The resulting data tables are exported as an Excel file (xlsx):
t-Test_SampleA_OVER_SampleB_XXXXXXXX-xxxxxx.csv

with five sheets corresponding to:
  1. Full t-test output
  2. p-value Significant UP changing proteins (p-value <0.05)
  3. p-value Significant DOWN changing proteins (p-value <0.05)
  4. adjusted p-value Significant UP changing proteins (adjusted p-value <0.05)
  5. adjusted p-value Significant DOWN changing proteins (adjusted p-value <0.05)


Note
Note: The definition of 'significance' for your experiment may be different from these values. You can use the full t-test output to select data based on your criteria or process the full dataset as needed.


Analyze
If a list of selected proteins is provided two volcano plots are generated in .png, .svg, and .plotly formats (six total volcano plot visualization outputs) for the two sample comparisons:
  • log2 (Fold change) vs. -log10(p-value) plots
Volcano_plot_p-value_SampleA_OVER_SampleB_XXXXXXXX-xxxxxx.png
Volcano_plot_p-value_SampleA_OVER_SampleB_XXXXXXXX-xxxxxx.svg
Volcano_plot_p-value_SampleA_OVER_SampleB_XXXXXXXX-xxxxxx.plotly
  • log2 (Fold change) vs. -log10(adjusted-p-value) plots
Volcano_plot_adj-p-value_SampleA_OVER_SampleB_XXXXXXXX-xxxxxx.png
Volcano_plot_adj-p-value_SampleA_OVER_SampleB_XXXXXXXX-xxxxxx.svg
Volcano_plot_adj-p-value_SampleA_OVER_SampleB_XXXXXXXX-xxxxxx.plotly

The significance cutoffs are defined as:
  • Fold Change = 0.5x and 2x (-1 and 1 on the log2 axis)
  • p-value and adj-p-value = 0.05 (1.3 on the -log10 axis)

Volcano Plot


Note
NOTE: You can visualize the .plotly files by using Plotly or a Colab jupyter notebook.

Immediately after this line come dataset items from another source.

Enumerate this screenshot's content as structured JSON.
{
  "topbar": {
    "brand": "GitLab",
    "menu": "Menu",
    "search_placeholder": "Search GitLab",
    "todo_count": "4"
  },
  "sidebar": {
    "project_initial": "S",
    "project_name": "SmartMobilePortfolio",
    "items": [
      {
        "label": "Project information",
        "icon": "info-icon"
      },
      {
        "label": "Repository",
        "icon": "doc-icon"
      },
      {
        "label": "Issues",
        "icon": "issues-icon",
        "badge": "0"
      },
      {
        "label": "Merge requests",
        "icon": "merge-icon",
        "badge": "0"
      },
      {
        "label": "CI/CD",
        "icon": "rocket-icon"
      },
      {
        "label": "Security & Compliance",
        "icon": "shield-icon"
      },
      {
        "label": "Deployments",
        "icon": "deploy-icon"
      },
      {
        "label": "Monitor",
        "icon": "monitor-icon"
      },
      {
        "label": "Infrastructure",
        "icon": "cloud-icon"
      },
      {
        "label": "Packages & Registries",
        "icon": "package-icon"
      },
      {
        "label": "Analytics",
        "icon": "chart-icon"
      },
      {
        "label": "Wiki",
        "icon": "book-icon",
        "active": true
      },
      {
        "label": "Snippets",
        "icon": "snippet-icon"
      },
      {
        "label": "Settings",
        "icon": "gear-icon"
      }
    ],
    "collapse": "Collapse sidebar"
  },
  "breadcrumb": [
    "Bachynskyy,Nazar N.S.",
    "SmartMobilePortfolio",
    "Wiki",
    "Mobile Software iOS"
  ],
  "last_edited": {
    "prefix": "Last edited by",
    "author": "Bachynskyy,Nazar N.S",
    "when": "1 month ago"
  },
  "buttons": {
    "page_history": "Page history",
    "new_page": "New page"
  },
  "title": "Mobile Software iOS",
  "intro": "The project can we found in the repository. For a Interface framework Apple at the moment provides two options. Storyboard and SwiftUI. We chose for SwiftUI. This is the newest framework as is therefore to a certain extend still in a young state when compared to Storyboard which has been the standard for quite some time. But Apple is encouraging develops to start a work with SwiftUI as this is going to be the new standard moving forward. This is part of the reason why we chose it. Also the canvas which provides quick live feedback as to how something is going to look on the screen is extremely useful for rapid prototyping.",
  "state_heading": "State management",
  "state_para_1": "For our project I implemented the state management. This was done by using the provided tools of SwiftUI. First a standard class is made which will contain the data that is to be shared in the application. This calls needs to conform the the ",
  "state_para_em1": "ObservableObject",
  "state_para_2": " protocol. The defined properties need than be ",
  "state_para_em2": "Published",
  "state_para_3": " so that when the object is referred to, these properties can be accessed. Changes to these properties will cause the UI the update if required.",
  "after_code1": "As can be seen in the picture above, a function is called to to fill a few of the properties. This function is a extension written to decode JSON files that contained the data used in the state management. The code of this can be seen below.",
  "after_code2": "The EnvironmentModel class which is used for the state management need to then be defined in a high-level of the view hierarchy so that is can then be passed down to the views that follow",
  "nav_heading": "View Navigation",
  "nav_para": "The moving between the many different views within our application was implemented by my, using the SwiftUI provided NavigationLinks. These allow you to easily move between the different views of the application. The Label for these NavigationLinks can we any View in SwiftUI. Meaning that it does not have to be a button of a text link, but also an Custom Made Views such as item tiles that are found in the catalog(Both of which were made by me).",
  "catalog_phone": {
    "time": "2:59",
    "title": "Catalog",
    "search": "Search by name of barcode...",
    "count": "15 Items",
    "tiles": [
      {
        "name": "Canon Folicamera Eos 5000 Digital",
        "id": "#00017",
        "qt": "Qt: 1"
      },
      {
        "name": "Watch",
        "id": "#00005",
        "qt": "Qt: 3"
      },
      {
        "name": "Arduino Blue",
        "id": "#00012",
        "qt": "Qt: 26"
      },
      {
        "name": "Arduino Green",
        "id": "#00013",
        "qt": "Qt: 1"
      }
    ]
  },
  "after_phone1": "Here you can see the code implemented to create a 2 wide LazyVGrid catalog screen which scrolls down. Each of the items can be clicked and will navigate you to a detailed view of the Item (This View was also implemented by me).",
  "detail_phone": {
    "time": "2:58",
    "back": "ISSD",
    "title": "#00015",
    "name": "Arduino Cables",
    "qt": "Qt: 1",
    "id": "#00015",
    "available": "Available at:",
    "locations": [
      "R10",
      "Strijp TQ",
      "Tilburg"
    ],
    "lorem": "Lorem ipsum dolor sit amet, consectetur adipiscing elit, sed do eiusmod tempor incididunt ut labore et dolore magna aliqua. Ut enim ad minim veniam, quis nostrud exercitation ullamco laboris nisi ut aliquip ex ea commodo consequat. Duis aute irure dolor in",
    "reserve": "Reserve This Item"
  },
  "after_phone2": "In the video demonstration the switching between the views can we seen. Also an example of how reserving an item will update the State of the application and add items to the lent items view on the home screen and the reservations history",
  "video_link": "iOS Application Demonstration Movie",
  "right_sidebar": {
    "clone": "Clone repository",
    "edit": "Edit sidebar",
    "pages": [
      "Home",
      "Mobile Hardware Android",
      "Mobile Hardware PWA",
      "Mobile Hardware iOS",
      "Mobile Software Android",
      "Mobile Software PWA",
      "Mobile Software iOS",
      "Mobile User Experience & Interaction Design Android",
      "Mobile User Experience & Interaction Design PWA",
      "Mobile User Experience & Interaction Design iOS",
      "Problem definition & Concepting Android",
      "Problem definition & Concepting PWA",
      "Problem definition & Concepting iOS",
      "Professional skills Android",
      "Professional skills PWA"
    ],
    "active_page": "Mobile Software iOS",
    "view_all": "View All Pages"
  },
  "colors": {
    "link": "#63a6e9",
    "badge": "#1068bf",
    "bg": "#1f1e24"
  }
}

This provides an interactive view that you can see data labels, zoom, and save parts of the plot as separate .png files.

Note
NOTE: Typically there are more significantly changing (UP & DOWN) proteins observed in the p-value plot than the adjusted-p-value plot. Which plot is most applicable for your experiment will depend on the questions of interest.